Which is not to say that God has no relationship with bad stuff, even if it's not his handiwork.


Back when I wore a clerical collar a couple days a week, I spent more time than most people dealing with folks in crisis---sitting bedside in an ICU next to a child with tubes dangling from every orifice, picking up the shattered remnants of a family suddenly broken, watching a business and a dream shuttered after a hopeful beginning gave way to the cruel realities of the marketplace. And people often wanted to know why this was happening, as if someone taught us that up on the mountain at Sewanee.


I never had a pat answer for that one, although I developed a sense of God's presence and role born of experience over these nearly six decades. God didn't kill a child, or a family, or a business. And for Pete's sake, it's not "God's will" that bad things happen to good people.


So where is God in these dark moments of grief and pain and bewilderment? At work, always at work, if we'll just abide and pay attention. The gift of God, of faith in God, at the very worst of times, is to perceive his penchant for making something good, maybe very good, out of painful situations.

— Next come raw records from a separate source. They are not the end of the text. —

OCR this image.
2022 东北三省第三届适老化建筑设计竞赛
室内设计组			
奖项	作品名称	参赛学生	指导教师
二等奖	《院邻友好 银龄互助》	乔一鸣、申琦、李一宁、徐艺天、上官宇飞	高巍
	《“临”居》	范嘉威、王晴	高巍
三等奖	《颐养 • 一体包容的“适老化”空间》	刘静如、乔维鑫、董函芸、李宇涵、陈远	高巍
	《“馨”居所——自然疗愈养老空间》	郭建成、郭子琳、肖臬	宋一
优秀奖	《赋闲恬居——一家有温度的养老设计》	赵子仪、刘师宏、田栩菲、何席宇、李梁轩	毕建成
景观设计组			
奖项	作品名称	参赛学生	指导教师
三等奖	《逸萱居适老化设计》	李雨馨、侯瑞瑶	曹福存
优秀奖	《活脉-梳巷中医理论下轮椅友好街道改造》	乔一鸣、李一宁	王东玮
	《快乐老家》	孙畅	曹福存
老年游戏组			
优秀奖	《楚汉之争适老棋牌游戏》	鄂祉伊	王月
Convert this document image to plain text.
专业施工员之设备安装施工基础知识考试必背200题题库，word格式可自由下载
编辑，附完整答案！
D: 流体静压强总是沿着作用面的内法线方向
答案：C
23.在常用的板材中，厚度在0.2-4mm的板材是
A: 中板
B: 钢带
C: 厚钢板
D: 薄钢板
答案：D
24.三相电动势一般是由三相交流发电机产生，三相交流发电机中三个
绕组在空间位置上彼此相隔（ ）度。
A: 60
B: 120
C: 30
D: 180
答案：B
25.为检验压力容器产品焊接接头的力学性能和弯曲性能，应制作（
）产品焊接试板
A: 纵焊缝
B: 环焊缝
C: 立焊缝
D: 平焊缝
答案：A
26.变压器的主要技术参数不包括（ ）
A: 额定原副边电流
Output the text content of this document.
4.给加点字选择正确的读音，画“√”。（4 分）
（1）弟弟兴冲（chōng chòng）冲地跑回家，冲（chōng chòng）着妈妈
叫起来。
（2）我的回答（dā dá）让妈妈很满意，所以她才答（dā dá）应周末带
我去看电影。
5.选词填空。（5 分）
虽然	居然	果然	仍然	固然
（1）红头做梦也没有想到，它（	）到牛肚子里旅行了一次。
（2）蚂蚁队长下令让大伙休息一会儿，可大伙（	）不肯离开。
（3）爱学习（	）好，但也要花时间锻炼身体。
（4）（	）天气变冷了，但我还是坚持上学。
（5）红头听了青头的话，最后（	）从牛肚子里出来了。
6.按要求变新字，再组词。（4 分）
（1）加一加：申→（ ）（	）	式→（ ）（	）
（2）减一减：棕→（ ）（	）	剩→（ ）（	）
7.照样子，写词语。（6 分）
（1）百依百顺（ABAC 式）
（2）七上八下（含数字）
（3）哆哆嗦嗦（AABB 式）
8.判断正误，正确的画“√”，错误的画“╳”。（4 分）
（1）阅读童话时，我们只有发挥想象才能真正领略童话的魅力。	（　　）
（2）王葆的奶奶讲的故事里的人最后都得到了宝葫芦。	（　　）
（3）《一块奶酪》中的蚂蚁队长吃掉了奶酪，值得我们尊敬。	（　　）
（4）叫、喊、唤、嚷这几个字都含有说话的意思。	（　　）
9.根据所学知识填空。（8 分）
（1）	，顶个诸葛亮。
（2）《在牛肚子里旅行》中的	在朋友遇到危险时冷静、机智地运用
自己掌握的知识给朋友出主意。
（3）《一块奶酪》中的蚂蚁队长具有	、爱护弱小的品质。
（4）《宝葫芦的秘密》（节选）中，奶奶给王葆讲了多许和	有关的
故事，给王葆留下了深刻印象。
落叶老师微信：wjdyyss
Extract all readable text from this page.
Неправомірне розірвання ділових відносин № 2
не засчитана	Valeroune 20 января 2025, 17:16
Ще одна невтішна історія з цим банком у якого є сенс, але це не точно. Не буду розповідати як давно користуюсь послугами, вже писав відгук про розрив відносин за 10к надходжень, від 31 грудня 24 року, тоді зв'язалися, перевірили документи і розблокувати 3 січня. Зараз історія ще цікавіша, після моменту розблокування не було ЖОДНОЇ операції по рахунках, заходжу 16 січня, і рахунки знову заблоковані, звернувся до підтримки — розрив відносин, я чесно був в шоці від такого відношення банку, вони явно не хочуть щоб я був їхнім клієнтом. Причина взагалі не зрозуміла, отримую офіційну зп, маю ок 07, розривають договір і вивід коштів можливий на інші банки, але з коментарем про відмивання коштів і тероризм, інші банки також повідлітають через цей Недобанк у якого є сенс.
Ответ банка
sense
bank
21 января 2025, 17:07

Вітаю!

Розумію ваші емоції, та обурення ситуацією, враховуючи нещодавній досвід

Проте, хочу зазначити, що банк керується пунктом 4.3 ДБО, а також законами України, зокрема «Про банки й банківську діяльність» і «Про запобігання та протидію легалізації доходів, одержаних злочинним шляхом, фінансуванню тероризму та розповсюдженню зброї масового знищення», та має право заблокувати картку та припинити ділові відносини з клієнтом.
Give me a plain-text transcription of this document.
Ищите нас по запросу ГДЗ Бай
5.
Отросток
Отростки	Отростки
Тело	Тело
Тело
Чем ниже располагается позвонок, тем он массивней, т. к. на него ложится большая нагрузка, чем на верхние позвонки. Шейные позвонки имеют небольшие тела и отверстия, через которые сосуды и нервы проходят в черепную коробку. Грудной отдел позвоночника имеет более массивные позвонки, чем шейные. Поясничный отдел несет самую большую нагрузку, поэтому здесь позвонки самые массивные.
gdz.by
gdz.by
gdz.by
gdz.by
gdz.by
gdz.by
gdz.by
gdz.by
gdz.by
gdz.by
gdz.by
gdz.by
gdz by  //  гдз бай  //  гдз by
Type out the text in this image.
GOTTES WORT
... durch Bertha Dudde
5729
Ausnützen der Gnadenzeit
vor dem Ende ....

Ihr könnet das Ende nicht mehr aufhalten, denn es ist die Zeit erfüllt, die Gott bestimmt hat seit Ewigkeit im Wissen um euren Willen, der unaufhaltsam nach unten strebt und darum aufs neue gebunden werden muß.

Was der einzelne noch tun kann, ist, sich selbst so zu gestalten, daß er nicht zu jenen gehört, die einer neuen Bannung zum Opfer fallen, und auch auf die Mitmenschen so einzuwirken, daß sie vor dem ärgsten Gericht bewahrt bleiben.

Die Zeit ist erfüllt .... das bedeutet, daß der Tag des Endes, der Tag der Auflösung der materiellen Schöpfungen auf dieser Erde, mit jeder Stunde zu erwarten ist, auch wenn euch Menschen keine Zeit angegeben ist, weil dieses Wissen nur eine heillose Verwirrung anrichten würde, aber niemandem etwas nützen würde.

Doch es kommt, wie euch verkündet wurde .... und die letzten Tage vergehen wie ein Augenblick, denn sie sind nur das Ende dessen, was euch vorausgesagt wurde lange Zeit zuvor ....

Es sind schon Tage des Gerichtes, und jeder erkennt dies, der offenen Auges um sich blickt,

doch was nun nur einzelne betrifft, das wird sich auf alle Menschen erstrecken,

"Behold, I make all things new," Jesus says in the twenty-fifth chapter of the Apocalypse of John ("The Book of Revelations" if you're a fundamentalist Protestant). A new creation, a new Jerusalem, proclaimed by a man who was nailed naked to two boards along a roadside only a few moments before. Life as one big turd blossom, a fragrant bouquet growing out of a pile of shit.


Which returns me to Peg's insight last night on Market Street. The tough times we endured together, then separately, then together ultimately, created the discomfort that led to examination of what really mattered to both of us. Those tough days prodded us to the realization that the only life we (okay, "I"- your author can't speak for Peg here) were meant to live was together, no matter the cost. And it drove Peg north from the Gulf Coast to this lovely little town, a revelation to both of us and the place we'll likely spend more-and-more of what's left of our life together. The easier, softer way would never have led to this moment. From pain, a blessing.


Time to get busy with paying work--I have a long, sort of complicated motion to draft before I crawl into the Columbia for a sunset flight down the eastern seaboard with my favorite person, and her cats.